Front page analysis in the Washington Post by Thomas E. Ricks includes a remarkable acknowledgment. It's not as if I would have expected him to simply describe the positive effects for the troop surge in Baghdad. But his juxtaposition of the shooting war in Iraq against the political war in Washington leads inescapably to the recognition that there is a common goal shared by insurgents in Iraq and Democrats in Congress: American troops must be out of Iraq before a stable democracy can be established there. It's a race against the clock.
Army Gen. David H. Petraeus, who took over as the top U.S. commander in Iraq in February, cited the disparity last week. "The Washington clock is moving more rapidly than the Baghdad clock," he said in a television interview. "So we're obviously trying to speed up the Baghdad clock a bit and to produce some progress on the ground that can, perhaps . . . put a little more time on the Washington clock."
General Petraeus has been doing his part, and even Mr. Ricks, who has made a fortune on his predictions failure, grudgingly admits that the situation in Iraq has improved as a result. But Ricks and the Democrats are heavily invested in an American failure in Iraq, and no success can go unchallenged.

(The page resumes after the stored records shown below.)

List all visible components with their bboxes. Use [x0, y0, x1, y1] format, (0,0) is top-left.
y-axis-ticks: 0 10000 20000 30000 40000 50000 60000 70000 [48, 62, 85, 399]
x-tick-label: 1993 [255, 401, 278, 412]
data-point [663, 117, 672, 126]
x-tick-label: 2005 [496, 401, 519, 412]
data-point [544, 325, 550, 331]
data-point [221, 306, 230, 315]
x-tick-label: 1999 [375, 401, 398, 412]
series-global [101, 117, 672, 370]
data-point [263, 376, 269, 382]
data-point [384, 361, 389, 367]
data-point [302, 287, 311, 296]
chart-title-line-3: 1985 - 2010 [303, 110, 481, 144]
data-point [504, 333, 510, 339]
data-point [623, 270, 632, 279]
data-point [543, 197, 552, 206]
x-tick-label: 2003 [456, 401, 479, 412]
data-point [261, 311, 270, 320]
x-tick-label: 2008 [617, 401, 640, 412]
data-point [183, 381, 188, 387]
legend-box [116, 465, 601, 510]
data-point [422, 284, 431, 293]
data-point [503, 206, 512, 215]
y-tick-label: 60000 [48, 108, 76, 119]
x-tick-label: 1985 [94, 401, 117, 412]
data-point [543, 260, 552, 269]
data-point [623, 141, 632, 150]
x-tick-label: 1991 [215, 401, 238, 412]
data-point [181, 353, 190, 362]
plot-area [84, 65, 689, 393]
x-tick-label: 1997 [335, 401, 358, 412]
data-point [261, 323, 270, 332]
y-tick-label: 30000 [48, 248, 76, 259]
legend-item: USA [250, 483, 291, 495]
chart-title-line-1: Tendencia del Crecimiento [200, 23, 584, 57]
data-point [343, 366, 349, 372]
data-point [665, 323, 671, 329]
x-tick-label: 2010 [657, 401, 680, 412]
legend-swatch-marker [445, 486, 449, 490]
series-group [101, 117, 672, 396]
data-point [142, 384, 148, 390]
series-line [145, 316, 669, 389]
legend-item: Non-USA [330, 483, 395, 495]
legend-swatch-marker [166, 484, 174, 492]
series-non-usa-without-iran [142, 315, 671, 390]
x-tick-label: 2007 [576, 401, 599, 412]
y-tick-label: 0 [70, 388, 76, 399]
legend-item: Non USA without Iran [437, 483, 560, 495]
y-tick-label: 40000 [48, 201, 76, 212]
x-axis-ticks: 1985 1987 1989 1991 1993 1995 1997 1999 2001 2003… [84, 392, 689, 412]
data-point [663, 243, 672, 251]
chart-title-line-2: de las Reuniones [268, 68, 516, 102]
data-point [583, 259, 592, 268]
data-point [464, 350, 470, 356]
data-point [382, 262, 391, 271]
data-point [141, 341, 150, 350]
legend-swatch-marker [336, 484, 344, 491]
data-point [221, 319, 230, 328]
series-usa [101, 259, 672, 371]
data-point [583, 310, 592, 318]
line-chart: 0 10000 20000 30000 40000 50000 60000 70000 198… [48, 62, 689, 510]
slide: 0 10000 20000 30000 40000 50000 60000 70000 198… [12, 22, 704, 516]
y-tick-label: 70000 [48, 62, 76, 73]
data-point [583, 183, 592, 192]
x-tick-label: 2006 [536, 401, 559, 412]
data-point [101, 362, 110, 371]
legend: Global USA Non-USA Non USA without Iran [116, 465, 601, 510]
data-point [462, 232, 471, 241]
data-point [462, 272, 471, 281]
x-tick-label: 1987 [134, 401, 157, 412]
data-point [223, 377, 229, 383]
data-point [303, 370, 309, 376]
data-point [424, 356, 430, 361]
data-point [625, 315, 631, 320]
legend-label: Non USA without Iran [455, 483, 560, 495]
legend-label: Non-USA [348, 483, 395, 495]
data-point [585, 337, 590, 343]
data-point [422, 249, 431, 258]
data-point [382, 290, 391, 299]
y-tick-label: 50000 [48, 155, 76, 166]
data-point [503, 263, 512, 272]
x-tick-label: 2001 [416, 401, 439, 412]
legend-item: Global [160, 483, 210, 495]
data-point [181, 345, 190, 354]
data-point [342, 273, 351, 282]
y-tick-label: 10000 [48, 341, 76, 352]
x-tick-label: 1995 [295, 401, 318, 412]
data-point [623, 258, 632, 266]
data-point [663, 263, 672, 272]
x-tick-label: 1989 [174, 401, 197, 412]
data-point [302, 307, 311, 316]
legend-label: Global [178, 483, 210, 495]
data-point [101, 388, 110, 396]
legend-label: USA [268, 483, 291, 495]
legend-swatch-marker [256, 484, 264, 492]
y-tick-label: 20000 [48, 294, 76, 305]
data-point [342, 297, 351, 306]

In Baghdad, there are a few signs of improvement, but they tend to be offset by worrisome indications elsewhere in Iraq.
Killing is down, but worrisome indications are up. The outlook is bleak. What's to be done?
Another military intelligence veteran of Iraq said he thinks the Petraeus approach is getting some results, but he predicted that violence will spike this summer, in part as an attempt by Iraqi factions to influence the U.S. political debate.
Yes, the question is, what will the Democrats do? Past violence by Iraqi factions, particularly the effectiveness of it, has gotten favorable coverage from Ricks and others and the Post. And it has been richly rewarded by by congressional Democrats. Insurgents now see real prospects for victory in the funding cutoff that congressional Democrats have dangled in front of them. It's a huge incentive, one that will induce greater violence come summer. Ricks, the insurgents, the Democrats -- they all understand the game and how it's played.